In her current role, Daniela is now involved in a large-scale acquisition project; she credits the transformational experience of the GEMBA with helping her ability to manage a real-time crisis management project.
Whilst some of the expected components of a global program, like international travel, have been impacted, the longevity of executives’ abilities to work on a global scale will outlast the immediacy of current restrictions.
EMBA lessons for the future
There is a commonality between students now that wasn’t there pre-COVID, Barbara adds. Now that students have a crisis in common, they can work together towards stronger goals, creating a closer network of leaders.
Simon credits the GEMBA for advancing him professionally and enhancing his ability to overcome challenges. Despite restrictions to in-person learning and networking, he says he's benefited from the global connections he’s made on the program.
Thinking back to the global financial crisis of 2008, Barbara asks students to consider: "What did we do out of necessity in the crisis that we can now keep for later?
"I was worried then that no one was thinking about education, or risking their money,” she says, “but exactly the opposite was true.”
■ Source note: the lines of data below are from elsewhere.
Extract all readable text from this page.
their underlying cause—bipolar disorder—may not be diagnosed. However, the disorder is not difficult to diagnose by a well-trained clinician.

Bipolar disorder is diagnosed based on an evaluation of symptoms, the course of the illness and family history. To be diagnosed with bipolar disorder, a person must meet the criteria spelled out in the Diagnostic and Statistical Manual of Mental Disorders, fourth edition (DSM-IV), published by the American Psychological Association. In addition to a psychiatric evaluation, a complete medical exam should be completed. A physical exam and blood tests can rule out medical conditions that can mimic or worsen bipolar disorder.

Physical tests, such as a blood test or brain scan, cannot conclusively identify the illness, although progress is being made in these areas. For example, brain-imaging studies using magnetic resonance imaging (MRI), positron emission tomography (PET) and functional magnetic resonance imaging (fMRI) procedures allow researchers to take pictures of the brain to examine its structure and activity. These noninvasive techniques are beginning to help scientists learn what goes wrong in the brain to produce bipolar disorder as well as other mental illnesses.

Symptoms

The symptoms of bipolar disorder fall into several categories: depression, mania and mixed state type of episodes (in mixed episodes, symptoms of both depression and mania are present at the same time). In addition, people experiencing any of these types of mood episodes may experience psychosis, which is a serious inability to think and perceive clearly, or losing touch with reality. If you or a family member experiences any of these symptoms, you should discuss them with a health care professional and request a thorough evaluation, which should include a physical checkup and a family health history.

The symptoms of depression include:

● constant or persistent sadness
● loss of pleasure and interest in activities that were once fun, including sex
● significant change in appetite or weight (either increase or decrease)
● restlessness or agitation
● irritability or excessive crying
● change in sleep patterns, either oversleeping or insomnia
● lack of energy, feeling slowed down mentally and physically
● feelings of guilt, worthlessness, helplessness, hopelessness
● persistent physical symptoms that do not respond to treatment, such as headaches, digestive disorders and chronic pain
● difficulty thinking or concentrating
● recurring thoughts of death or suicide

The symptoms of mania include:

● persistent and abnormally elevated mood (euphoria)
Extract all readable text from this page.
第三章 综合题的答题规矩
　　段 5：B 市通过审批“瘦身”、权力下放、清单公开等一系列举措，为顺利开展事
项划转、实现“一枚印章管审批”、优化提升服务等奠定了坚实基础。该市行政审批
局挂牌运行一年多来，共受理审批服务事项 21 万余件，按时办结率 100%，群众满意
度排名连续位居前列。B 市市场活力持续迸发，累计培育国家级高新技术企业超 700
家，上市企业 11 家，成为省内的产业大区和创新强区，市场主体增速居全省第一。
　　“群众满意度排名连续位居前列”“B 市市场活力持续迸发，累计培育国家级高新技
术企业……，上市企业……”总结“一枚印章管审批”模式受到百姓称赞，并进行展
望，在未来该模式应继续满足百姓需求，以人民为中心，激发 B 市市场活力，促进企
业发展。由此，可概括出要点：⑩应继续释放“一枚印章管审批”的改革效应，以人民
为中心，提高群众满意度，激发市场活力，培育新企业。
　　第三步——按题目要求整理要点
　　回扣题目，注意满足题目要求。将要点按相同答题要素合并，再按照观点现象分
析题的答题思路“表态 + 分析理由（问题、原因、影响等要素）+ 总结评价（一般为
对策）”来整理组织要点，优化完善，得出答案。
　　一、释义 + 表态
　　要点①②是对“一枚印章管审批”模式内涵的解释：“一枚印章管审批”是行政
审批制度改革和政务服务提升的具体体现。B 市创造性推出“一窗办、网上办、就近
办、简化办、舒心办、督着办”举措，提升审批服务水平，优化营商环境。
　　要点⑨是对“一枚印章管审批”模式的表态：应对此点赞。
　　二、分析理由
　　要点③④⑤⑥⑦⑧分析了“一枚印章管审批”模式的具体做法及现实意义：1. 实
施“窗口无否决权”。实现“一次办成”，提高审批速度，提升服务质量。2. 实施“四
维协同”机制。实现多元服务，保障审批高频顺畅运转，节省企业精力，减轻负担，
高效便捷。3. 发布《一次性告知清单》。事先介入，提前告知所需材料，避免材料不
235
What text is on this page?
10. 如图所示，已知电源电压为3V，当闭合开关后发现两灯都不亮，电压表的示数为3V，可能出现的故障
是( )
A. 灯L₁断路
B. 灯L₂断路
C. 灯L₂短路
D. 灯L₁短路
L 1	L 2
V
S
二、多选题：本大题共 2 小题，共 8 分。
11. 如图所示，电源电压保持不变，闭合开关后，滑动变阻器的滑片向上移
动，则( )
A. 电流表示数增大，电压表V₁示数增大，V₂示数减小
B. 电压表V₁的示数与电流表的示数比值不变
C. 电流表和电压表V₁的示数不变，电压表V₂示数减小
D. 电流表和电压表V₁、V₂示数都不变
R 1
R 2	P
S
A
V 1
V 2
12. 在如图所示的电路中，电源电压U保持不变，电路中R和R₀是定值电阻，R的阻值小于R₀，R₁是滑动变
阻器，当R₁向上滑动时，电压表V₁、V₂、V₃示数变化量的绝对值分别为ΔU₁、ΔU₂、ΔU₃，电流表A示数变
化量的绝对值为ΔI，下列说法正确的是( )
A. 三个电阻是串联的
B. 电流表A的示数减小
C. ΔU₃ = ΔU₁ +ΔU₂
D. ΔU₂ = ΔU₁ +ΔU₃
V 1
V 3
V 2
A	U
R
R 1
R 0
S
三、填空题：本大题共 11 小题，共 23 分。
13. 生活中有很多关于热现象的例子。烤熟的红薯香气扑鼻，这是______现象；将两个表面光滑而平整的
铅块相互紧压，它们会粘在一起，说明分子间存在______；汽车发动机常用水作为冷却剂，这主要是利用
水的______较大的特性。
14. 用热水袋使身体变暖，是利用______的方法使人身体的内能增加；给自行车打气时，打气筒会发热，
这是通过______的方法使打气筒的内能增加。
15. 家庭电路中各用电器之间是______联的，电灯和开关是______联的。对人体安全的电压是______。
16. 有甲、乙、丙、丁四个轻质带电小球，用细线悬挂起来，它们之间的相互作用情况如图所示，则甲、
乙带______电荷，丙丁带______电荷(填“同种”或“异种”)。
Like in 2008, applications to business schools increased in 2020 despite the economic downturn and many programs transitioning online due to coronavirus. As the economy struggles, more professionals are turning to education in the knowledge that they will be better prepared when the global economy and the job markets picks up.
The answer to surviving this crisis is similar to previous times of struggle, Barbara concludes.
“You want to be ready when the economy picks up. A crisis is a time of preparation to jump-start a better future.”